Prêt pour une plongée dans l’univers de l’Antarctique ? Au préalable, évitons toute confusion entre espaces glacés. L’Arctique est une couche de glace occupant le haut de l’hémisphère Nord. On y trouve des pingouins et des habitants humains. L’Antarctique est de l’autre côté. Un continent plus grand que l’Europe, en bonne terre ferme mais essentiellement recouvert d’une banquise, situé au Pôle Sud. C’est un désert. Il n’y a pas de pyramide cachée comme dans Alien contre Predator et l’homme n’y a jamais habité. On n’y trouve pas non plus de pingouins, mais des manchots empereurs, des phoques, quelques oiseaux et aussi parfois le réalisateur Luc Jacquet (qui y avait tourné La Marche de l’Empereur).

Les vigognes du bout du monde. (© Paprika Films / Aster)

Pôle Sud et pas Pôle Nord

Celui-ci est l’auteur de cette étrange exposition consacrée à une région longtemps inconnue, qu’il s’emploie à mieux faire connaître. On avait particulièrement apprécié, comme les glaçons dans le pastis, sa précédente exposition, Antarctica, résultante d’une expédition de 2015, dix ans après La Marche de l’Empereur, et présentée au Musée des Confluences en 2016. Le procédé de ce qui n’est pas vraiment une suite, mais plutôt un appendice, est aussi simple que concis. Un couloir sonorisé, avec des sons de navire en milieu venteux à l’assaut d’une mer intranquille, retrace l’histoire de la découverte de l’Antarctique à l’aide d’une succession de cartes. Les débuts antiques de la prescience d’une terre australe donnaient lieu à l’exaltation des imaginaires, et à des représentations fantaisistes, puisque personne n’y était jamais allé. Puis Magellan découvrit le détroit auquel il donnera son nom. Il faudra attendre 1819 pour que William Smith découvre officiellement le continent austral.

Sublime désert de l’Antarctique capté par Luc Jacquet.

Noir et blanc et immersion

Le spectateur débouche ensuite dans une salle, au centre de laquelle tourne un gros cube évoquant un glaçon. Sur quatre de ses faces est projetée une succession de cinq films en noir et blanc.

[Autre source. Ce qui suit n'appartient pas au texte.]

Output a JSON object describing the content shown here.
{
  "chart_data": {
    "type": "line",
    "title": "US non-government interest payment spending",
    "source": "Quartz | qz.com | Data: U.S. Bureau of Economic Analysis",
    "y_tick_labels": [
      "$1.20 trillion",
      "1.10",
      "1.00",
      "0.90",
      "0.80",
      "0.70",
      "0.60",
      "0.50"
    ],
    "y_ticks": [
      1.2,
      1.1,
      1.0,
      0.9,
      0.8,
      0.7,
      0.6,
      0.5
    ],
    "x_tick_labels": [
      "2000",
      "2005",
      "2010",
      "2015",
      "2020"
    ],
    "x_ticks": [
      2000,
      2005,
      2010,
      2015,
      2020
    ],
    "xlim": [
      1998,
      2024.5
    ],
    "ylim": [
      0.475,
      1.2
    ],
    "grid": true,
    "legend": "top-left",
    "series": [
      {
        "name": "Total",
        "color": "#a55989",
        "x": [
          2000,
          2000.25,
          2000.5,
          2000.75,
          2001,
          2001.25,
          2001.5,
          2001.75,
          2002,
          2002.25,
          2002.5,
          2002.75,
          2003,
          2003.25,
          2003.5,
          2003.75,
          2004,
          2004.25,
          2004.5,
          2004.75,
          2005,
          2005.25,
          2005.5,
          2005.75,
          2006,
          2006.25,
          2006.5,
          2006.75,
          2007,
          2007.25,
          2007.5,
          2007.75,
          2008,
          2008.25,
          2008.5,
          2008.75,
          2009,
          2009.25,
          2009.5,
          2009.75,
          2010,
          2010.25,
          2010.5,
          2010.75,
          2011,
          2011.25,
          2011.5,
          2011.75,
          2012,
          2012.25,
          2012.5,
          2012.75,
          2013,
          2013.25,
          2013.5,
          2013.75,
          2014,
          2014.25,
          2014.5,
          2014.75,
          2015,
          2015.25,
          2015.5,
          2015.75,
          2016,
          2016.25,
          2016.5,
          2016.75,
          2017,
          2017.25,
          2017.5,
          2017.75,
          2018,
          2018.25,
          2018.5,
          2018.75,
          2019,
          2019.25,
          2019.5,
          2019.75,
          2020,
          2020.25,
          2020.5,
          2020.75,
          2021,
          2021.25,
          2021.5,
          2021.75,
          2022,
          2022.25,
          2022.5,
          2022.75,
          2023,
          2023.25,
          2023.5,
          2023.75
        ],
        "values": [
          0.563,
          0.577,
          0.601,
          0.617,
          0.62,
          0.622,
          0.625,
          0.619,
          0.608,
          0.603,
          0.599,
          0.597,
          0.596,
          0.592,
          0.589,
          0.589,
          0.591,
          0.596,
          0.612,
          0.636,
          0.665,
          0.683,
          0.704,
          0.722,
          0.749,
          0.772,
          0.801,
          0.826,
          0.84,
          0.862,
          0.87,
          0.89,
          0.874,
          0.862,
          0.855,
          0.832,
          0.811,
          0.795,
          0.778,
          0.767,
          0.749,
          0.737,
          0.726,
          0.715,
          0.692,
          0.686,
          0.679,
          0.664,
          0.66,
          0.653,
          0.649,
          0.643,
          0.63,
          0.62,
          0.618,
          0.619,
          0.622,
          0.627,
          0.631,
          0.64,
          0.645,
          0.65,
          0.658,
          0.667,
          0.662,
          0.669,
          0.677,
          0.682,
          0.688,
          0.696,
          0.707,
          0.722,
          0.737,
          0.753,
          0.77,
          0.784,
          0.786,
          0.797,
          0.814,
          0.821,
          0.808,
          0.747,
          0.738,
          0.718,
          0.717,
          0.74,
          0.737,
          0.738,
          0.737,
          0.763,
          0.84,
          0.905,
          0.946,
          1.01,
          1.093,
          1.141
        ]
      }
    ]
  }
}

Au plafond, des glaçons en mouvement donnent l’impression d’être en dessous d’un champ de glace. Sur les murs, un autre grand écran et aussi des citations d’explorateurs : « D’où vient cette étrange attirance de ces régions polaires, si puissante, si tenace, qu’après en être revenu on oublie les fatigues morales et physiques pour ne songer qu’à retourner vers elles ? », résumait le commandant Charcot. Il y a les images, souvent magnifiques, l’attrait de la rudesse des débuts ou d’une fin du monde, amplifié par la bichromie en noir et blanc.

Luc Jacquet, l’ordonnateur de Terra incognita.

Un voyage sonore dans le musée des Confluences

Et puis il y a le son, omniprésent, omniscient, plus grand que soi. Des craquements de glace, de rares chants d’oiseaux, le vent puissant, des crissements de pas. L’immersion est totale, beaucoup moins dangereuse que l’originale, où l’on a vite fait de mourir gelé sur place. Pour tout voir, il faut rester 40 minutes (assis sur un faux glaçon). Les spectateurs voient l’ensemble pour la plupart jusqu’au bout. Le dispositif est aussi simple que l’espace révélé semble infini. Le message, évident, de préservation de la planète, se passe de tout commentaire en favorisant l’introspection, en toute beauté sauvage.